Campaigning and advertising seems to making a big difference, bfing rates have been steadily rising since 1990. Nearly doubling in some areas (like Northern Ireland).

There needs to be more support for people wanting to bf, pre and post natally, and support for those that can't.

Jenny70 · 12/11/2013 20:58

And what is the advertising budget for formula companies? Most are spending HUGE sums on advertising, especially the follow-on milks with EXACTLY THE SAME NAME as the infant version - ie. brand recognition. If their advertising didn't bring in sales they wouldn't do it.
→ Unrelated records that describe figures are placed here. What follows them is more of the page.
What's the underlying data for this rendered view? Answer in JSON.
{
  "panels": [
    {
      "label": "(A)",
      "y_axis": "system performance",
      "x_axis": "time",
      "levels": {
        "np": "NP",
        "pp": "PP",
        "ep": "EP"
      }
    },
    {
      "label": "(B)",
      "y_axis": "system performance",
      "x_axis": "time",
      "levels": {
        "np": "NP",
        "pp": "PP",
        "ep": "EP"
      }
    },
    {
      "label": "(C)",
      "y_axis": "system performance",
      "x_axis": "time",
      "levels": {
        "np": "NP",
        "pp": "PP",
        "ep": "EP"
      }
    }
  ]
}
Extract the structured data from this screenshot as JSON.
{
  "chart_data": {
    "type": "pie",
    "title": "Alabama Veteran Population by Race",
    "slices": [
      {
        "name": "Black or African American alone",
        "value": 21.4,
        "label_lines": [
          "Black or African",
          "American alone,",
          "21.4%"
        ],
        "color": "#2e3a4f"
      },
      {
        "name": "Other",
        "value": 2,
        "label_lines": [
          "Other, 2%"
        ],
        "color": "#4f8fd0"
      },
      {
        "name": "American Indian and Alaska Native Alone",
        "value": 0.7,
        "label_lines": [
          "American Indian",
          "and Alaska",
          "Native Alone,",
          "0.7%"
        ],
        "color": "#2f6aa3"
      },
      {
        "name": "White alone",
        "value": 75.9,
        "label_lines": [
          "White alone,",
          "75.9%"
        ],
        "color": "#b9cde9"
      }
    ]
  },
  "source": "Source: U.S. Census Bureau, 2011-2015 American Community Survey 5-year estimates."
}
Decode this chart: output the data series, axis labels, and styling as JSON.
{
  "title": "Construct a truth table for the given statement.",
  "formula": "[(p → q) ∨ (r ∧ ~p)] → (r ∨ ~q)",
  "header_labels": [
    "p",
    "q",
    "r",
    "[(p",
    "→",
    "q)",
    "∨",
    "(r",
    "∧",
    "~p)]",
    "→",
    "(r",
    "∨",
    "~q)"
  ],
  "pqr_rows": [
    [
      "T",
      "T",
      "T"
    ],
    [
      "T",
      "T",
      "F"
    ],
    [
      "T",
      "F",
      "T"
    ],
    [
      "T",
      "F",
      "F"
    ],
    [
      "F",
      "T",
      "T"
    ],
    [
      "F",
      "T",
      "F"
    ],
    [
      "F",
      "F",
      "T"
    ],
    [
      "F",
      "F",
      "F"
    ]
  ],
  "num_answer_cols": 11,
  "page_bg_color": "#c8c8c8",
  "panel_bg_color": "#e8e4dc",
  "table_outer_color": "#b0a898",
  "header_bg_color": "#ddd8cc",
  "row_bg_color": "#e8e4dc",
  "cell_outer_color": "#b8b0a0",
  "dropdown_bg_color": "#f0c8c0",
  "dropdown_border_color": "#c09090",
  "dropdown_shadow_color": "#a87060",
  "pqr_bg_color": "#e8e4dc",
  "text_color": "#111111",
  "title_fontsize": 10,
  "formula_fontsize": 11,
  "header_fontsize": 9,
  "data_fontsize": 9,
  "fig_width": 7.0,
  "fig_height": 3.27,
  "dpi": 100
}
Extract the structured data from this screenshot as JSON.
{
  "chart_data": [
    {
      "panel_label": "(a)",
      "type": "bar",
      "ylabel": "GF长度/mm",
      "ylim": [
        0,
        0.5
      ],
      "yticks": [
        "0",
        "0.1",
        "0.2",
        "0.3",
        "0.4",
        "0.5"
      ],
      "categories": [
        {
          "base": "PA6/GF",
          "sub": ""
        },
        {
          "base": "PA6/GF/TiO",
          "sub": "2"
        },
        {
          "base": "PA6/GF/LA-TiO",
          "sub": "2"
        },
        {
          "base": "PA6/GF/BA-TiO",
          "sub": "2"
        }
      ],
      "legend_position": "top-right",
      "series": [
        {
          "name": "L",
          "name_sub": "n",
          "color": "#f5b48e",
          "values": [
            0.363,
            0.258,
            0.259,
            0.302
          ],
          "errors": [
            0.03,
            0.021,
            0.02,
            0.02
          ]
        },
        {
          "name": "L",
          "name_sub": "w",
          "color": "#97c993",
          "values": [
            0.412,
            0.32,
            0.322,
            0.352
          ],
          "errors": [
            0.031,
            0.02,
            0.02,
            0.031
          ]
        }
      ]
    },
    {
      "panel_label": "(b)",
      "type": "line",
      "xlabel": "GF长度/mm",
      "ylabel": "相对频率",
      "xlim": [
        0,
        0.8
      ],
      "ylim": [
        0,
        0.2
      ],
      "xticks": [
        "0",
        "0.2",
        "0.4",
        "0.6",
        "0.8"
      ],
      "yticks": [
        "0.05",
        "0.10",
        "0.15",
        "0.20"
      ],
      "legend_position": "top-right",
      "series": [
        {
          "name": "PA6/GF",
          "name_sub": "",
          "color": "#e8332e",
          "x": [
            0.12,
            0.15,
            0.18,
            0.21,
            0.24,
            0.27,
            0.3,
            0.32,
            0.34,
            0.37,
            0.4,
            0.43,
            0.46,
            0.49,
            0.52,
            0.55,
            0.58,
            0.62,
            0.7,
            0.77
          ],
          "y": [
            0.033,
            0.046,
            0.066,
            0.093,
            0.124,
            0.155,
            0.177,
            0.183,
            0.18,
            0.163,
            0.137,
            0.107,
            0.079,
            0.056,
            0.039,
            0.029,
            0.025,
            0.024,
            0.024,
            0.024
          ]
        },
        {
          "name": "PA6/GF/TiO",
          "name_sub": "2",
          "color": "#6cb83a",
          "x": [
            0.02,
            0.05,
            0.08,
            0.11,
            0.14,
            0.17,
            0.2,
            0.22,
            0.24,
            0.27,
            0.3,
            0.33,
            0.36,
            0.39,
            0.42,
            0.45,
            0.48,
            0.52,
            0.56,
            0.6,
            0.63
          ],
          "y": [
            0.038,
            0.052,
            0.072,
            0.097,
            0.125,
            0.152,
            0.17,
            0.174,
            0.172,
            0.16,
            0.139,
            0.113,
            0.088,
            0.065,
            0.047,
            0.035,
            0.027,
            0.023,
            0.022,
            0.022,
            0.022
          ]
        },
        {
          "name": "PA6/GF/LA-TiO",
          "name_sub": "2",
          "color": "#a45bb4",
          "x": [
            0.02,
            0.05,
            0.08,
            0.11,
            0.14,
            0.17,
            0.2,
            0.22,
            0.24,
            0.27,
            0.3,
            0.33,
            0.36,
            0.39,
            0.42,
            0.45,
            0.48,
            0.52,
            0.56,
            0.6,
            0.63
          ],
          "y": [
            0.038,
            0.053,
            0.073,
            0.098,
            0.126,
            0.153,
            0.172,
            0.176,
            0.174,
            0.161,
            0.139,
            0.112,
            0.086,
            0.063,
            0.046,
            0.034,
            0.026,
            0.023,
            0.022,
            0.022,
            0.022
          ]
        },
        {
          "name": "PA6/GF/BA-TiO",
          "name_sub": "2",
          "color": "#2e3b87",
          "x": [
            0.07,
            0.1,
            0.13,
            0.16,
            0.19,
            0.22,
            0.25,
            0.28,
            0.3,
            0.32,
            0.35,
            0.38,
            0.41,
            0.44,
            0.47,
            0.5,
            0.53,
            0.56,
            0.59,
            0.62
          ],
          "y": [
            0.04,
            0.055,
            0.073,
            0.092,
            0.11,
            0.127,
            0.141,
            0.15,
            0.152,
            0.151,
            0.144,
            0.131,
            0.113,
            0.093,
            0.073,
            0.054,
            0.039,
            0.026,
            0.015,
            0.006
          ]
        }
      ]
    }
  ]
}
Also, some advertising is quite devious, lists published as to "what you need for baby" from websites and shops which include bottles, sterilisers etc... if you have the kit there, you will be tempted to use it at 3am and you don't know why baby won't attach. Whereas if you don't have the gear, in the light of day you might see your health visitor rather than buying formula and bottles etc.

For years there was no money invested in breastfeeding and rates fell through the floor - and now there is no "culture" of breastfeeding. If breastfeeding does protect children against obsesity, diabetes, heart disease etc in any degree the money spent on eduction on breastfeeding will pay itself off in health savings.

The nature of how it is educated/promoted is valid... but trying to reach large numbers of women who are already being bombarded by pregnancy, birth and baby information is hard... they need the information before they give birth so they are prepared to try and feed and things to do to help it happen.

Mim78 · 12/11/2013 21:10

I think OP is right that the culture is Sweden sounds very positive and this would be the best way to encourage bf.

We need to be more comfortable about boobs, people!

misspontypine · 12/11/2013 21:22

I don't understand the idea that trying to advertise as much as formula companies is going to help people to breastfeed. If breast feeding is the best choice for many people in terms of health then the best thing that can be done is to try to educate people, not just new mums but all people (ideally at school age) about the benifits.